VAP-Diffusion: Enriching Descriptions with MLLMs for Enhanced Medical Image Generation
Journal:
arXiv
Published Date:
Jun 30, 2025
Abstract
As the appearance of medical images is influenced by multiple underlying
factors, generative models require rich attribute information beyond labels to
produce realistic and diverse images. For instance, generating an image of skin
lesion with specific patterns demands descriptions that go beyond diagnosis,
such as shape, size, texture, and color. However, such detailed descriptions
are not always accessible. To address this, we explore a framework, termed
Visual Attribute Prompts (VAP)-Diffusion, to leverage external knowledge from
pre-trained Multi-modal Large Language Models (MLLMs) to improve the quality
and diversity of medical image generation. First, to derive descriptions from
MLLMs without hallucination, we design a series of prompts following
Chain-of-Thoughts for common medical imaging tasks, including dermatologic,
colorectal, and chest X-ray images.
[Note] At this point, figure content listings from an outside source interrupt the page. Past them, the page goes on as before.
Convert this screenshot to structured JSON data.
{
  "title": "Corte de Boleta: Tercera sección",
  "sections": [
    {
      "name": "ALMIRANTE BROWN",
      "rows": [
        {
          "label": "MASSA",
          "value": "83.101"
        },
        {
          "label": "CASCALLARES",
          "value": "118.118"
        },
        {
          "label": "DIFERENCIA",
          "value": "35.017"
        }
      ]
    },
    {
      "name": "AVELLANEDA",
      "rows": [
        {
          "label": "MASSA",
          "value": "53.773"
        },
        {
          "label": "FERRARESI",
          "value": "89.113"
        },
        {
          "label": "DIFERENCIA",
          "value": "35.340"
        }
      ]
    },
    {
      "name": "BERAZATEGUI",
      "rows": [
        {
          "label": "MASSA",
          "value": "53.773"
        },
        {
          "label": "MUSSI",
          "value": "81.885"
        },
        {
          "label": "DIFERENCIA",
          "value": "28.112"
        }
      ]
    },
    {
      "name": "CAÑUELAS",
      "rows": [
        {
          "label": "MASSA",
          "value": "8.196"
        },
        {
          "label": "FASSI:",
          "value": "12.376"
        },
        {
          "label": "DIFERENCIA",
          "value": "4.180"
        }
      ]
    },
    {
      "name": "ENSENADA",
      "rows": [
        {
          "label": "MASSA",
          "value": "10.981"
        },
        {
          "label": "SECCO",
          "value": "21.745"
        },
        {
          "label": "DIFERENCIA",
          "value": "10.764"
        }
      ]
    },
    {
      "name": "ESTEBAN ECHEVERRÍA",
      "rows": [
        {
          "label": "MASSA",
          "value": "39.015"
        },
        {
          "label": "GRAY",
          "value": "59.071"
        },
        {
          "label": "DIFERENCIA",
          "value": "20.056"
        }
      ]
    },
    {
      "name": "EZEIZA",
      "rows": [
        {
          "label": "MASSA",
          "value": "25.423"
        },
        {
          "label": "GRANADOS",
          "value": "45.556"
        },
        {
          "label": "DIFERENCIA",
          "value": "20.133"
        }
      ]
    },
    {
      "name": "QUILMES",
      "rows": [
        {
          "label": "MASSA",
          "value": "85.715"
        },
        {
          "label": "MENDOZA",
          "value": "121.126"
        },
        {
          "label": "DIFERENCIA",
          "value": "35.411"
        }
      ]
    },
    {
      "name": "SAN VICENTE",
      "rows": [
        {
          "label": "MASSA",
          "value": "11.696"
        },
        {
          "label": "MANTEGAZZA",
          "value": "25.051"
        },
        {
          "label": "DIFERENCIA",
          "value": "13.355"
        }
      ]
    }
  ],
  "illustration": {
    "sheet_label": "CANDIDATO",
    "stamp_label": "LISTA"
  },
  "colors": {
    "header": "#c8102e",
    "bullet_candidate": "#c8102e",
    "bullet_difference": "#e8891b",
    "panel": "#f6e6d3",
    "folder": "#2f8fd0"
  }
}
Generated descriptions are utilized during
training and stored across different categories. During testing, descriptions
are randomly retrieved from the corresponding category for inference. Moreover,
to make the generator robust to unseen combination of descriptions at the test
time, we propose a Prototype Condition Mechanism that restricts test embeddings
to be similar to those from training. Experiments on three common types of
medical imaging across four datasets verify the effectiveness of VAP-Diffusion.